Dans le cas de chacune de ces trois phases, notre réseau manifeste des inquiétudes sérieuses. D’abord, la plupart des membres de notre réseau auraient soutenu l’intention légitime de concevoir les programmes de la réforme « de façon à occuper environ 75 pour cent du temps prévu afin que les enseignants aient la marge de manœuvre nécessaire pour en enrichir ou en adapter les contenus selon les besoins des élèves. » Cette intention s’est avérée irréaliste. Souvent, les enseignants ont rendu compte de leur difficulté de se conformer aux exigences du curriculum à la fin de l’année scolaire. Cette préoccupation récurrente est peut-être symptomatique des difficultés qui ont compliqué la mise en œuvre de la réforme ces quinze dernières années. Plus précisément :

(a) Élaboration par des comités

Il existe, au sein de notre réseau, un fort sentiment que les comités sur les domaines d’apprentissage, bien que faisant du bon travail, œuvrent isolément. La conséquence est un manque de cohésion horizontale au sein de la même année scolaire, ainsi qu’un manque de cohésion verticale d’une année scolaire à l’autre et d’un cycle à l’autre. Ainsi, la préparation des enseignants et leur présentation de la matière, de même que la capacité des élèves à se préparer d’un niveau à l’autre et de comprendre la pertinence du contenu, étaient tous potentiellement compromis.
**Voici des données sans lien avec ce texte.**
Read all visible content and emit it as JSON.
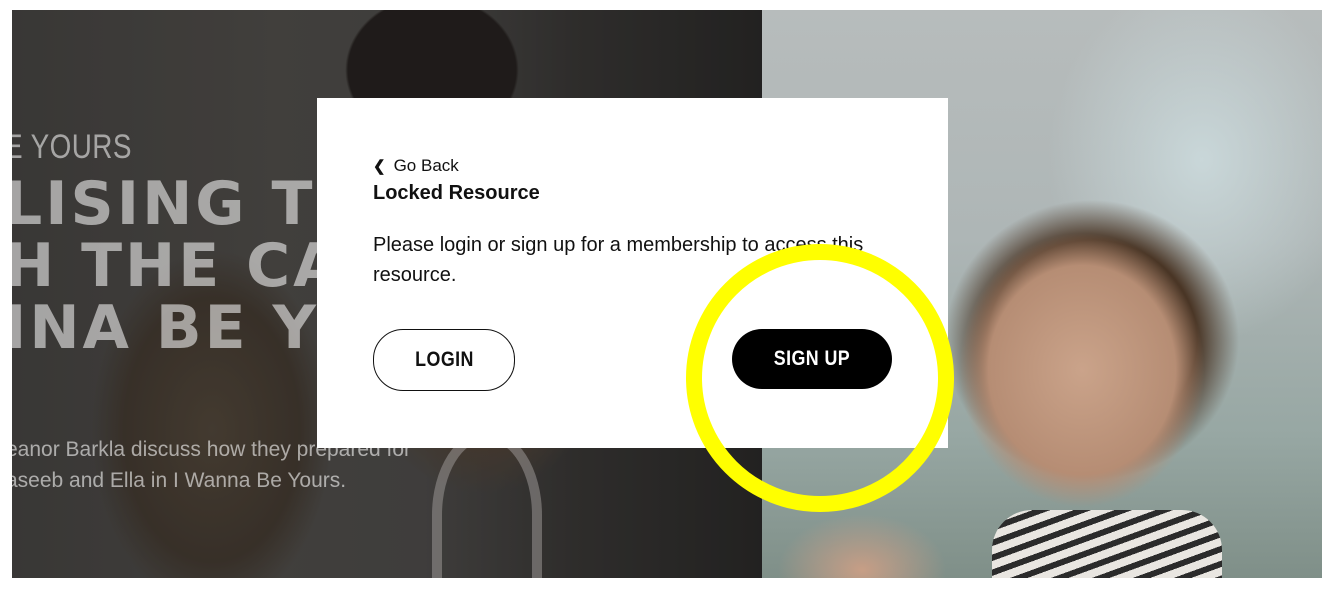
{
  "hero": {
    "eyebrow": "E YOURS",
    "headline_lines": [
      "LISING TH",
      "H THE CA",
      "INA BE Y"
    ],
    "subtext_lines": [
      "eanor Barkla discuss how they prepared for",
      "aseeb and Ella in I Wanna Be Yours."
    ]
  },
  "modal": {
    "back_label": "Go Back",
    "title": "Locked Resource",
    "message": "Please login or sign up for a membership to access this resource.",
    "login_label": "LOGIN",
    "signup_label": "SIGN UP"
  },
  "colors": {
    "highlight": "#ffff00",
    "signup_bg": "#000000",
    "modal_bg": "#ffffff"
  }
}
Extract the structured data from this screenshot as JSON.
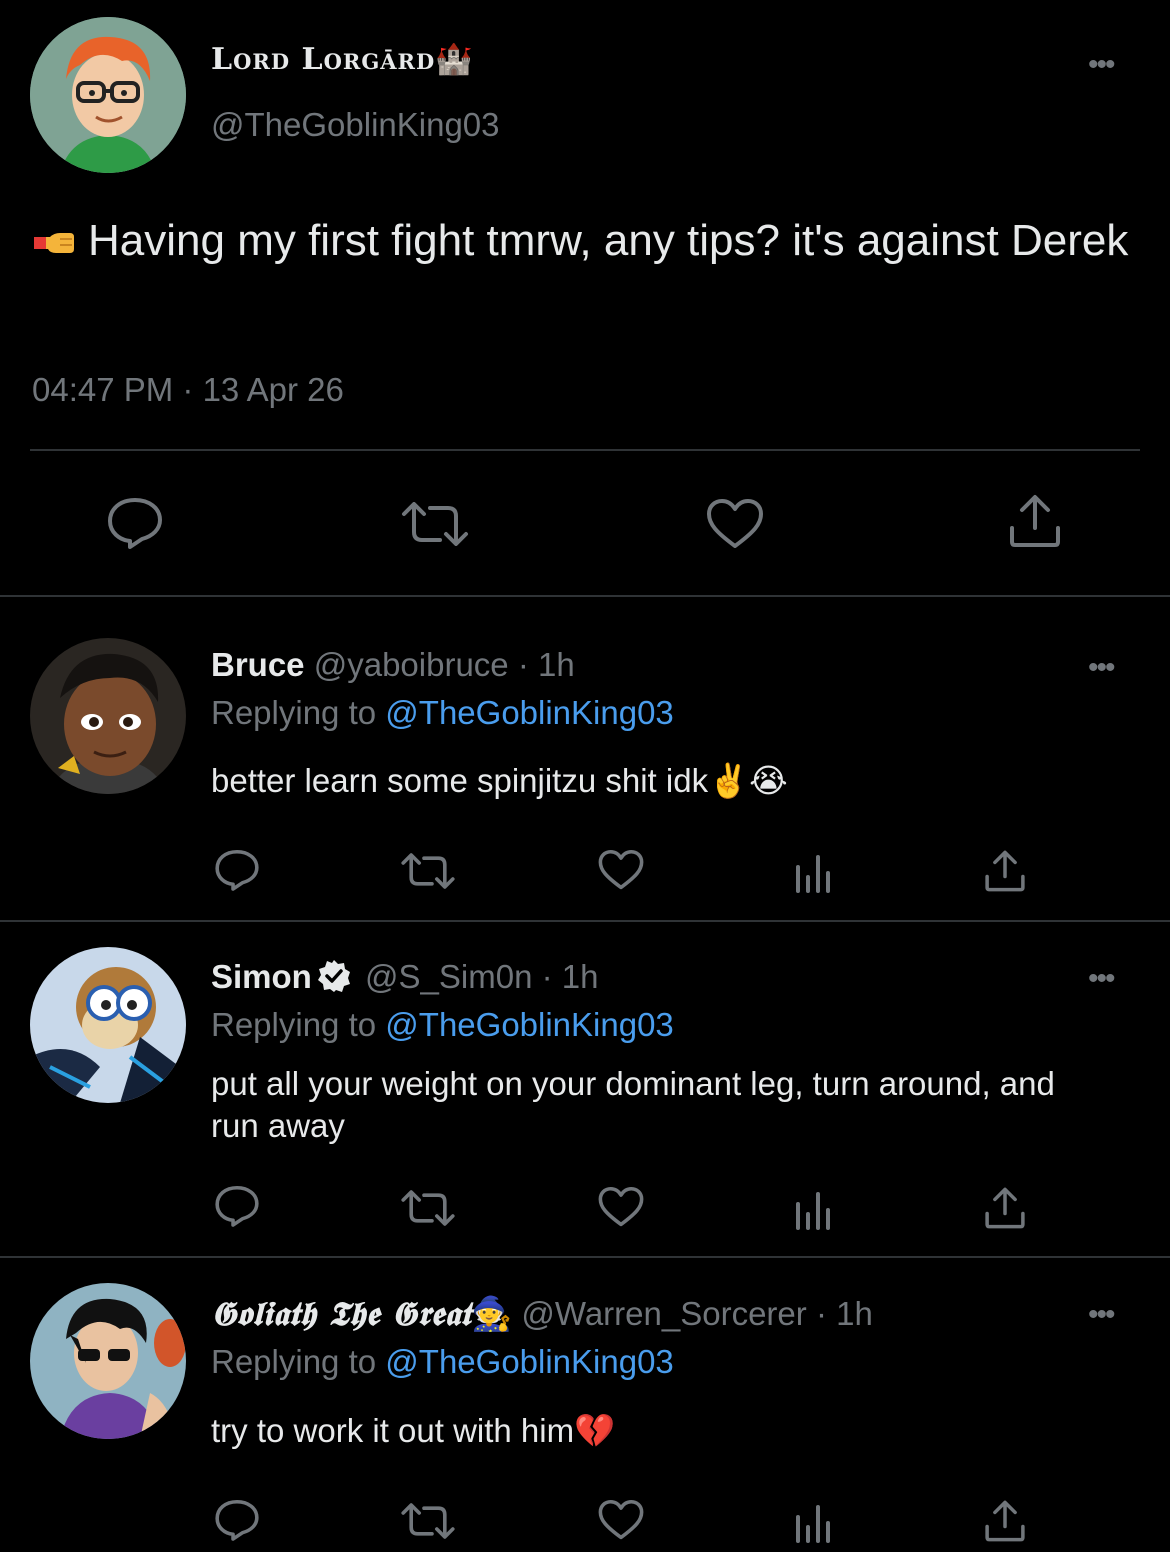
{
  "main_tweet": {
    "display_name": "Lord Lorgārd🏰",
    "handle": "@TheGoblinKing03",
    "text": "Having my first fight tmrw, any tips? it's against Derek",
    "timestamp": "04:47 PM · 13 Apr 26",
    "actions": [
      "reply-icon",
      "retweet-icon",
      "like-icon",
      "share-icon"
    ]
  },
  "replies": [
    {
      "display_name": "Bruce",
      "handle": "@yaboibruce",
      "time": "· 1h",
      "replying_label": "Replying to",
      "replying_to": "@TheGoblinKing03",
      "text": "better learn some spinjitzu shit idk",
      "emojis": "✌️😭",
      "verified": false
    },
    {
      "display_name": "Simon",
      "handle": "@S_Sim0n",
      "time": "· 1h",
      "replying_label": "Replying to",
      "replying_to": "@TheGoblinKing03",
      "text": "put all your weight on your dominant leg, turn around, and run away",
      "verified": true
    },
    {
      "display_name": "𝕲𝖔𝖑𝖎𝖆𝖙𝖍 𝕿𝖍𝖊 𝕲𝖗𝖊𝖆𝖙",
      "name_emoji": "🧙",
      "handle": "@Warren_Sorcerer",
      "time": "· 1h",
      "replying_label": "Replying to",
      "replying_to": "@TheGoblinKing03",
      "text": "try to work it out with him",
      "emojis": "💔",
      "verified": false
    }
  ],
  "colors": {
    "background": "#000000",
    "primary_text": "#e7e9ea",
    "secondary_text": "#71767b",
    "mention": "#4a9ded",
    "separator": "#2f3336"
  }
}
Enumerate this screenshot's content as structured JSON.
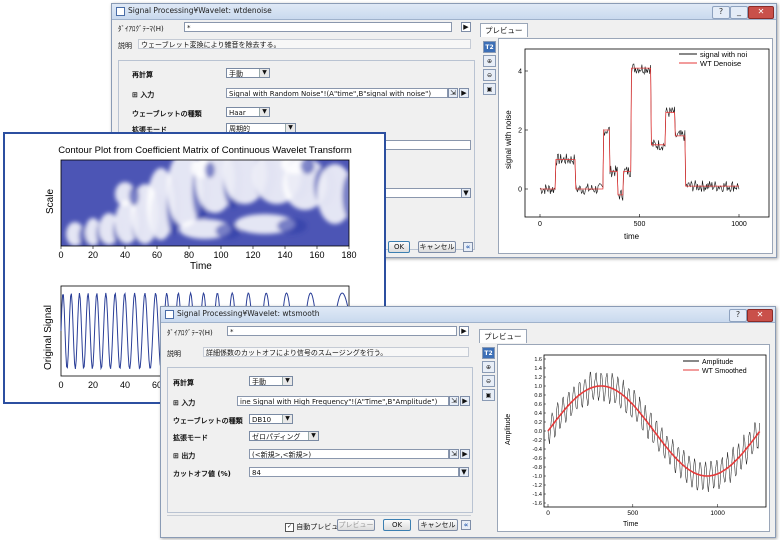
{
  "win1": {
    "title": "Signal Processing¥Wavelet: wtdenoise",
    "theme_label": "ﾀﾞｲｱﾛｸﾞﾃｰﾏ(H)",
    "theme_value": "*",
    "desc_label": "説明",
    "desc_value": "ウェーブレット変換により雑音を除去する。",
    "recalc_label": "再計算",
    "recalc_value": "手動",
    "input_label": "入力",
    "input_value": "Signal with Random Noise\"!(A\"time\",B\"signal with noise\")",
    "wavelet_label": "ウェーブレットの種類",
    "wavelet_value": "Haar",
    "ext_label": "拡張モード",
    "ext_value": "周期的",
    "ok": "OK",
    "cancel": "キャンセル",
    "preview_tab": "プレビュー",
    "t2": "T2",
    "expand": "«",
    "chart": {
      "ylabel": "signal with noise",
      "xlabel": "time",
      "legend1": "signal with noi",
      "legend2": "WT Denoise",
      "xticks": [
        "0",
        "500",
        "1000"
      ],
      "yticks": [
        "0",
        "2",
        "4"
      ]
    }
  },
  "plot": {
    "title": "Contour Plot from Coefficient Matrix of Continuous Wavelet Transform",
    "scale_label": "Scale",
    "time_label": "Time",
    "time_ticks": [
      "0",
      "20",
      "40",
      "60",
      "80",
      "100",
      "120",
      "140",
      "160",
      "180"
    ],
    "orig_label": "Original Signal",
    "lower_ticks": [
      "0",
      "20",
      "40",
      "60"
    ]
  },
  "win2": {
    "title": "Signal Processing¥Wavelet: wtsmooth",
    "theme_label": "ﾀﾞｲｱﾛｸﾞﾃｰﾏ(H)",
    "theme_value": "*",
    "desc_label": "説明",
    "desc_value": "詳細係数のカットオフにより信号のスムージングを行う。",
    "recalc_label": "再計算",
    "recalc_value": "手動",
    "input_label": "入力",
    "input_value": "ine Signal with High Frequency\"!(A\"Time\",B\"Amplitude\")",
    "wavelet_label": "ウェーブレットの種類",
    "wavelet_value": "DB10",
    "ext_label": "拡張モード",
    "ext_value": "ゼロパディング",
    "output_label": "出力",
    "output_value": "(<新規>,<新規>)",
    "cutoff_label": "カットオフ値 (%)",
    "cutoff_value": "84",
    "auto_preview": "自動プレビュー",
    "preview_btn": "プレビュー",
    "ok": "OK",
    "cancel": "キャンセル",
    "preview_tab": "プレビュー",
    "t2": "T2",
    "expand": "«",
    "chart": {
      "ylabel": "Amplitude",
      "xlabel": "Time",
      "legend1": "Amplitude",
      "legend2": "WT Smoothed",
      "xticks": [
        "0",
        "500",
        "1000"
      ],
      "yticks": [
        "1.6",
        "1.4",
        "1.2",
        "1.0",
        "0.8",
        "0.6",
        "0.4",
        "0.2",
        "0.0",
        "-0.2",
        "-0.4",
        "-0.6",
        "-0.8",
        "-1.0",
        "-1.2",
        "-1.4",
        "-1.6"
      ]
    }
  }
}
Les enseignants se sont rarement vus offrir une opportunité réelle de piloter et valider des programmes. L’évaluation des programmes n’était pas intégrée dans leur développement, ce qui représente une difficulté majeure, exacerbée par les changements majeurs aux évaluations qui ont été introduits à des intervalles divers et soudains au cours des quinze dernières années. Chacune de ces difficultés a rendu plus difficile pour les enseignants l’exercice de leur autonomie professionnelle, qui était au cœur de la philosophie de la réforme, un concept que d’ailleurs nous soutenons toujours.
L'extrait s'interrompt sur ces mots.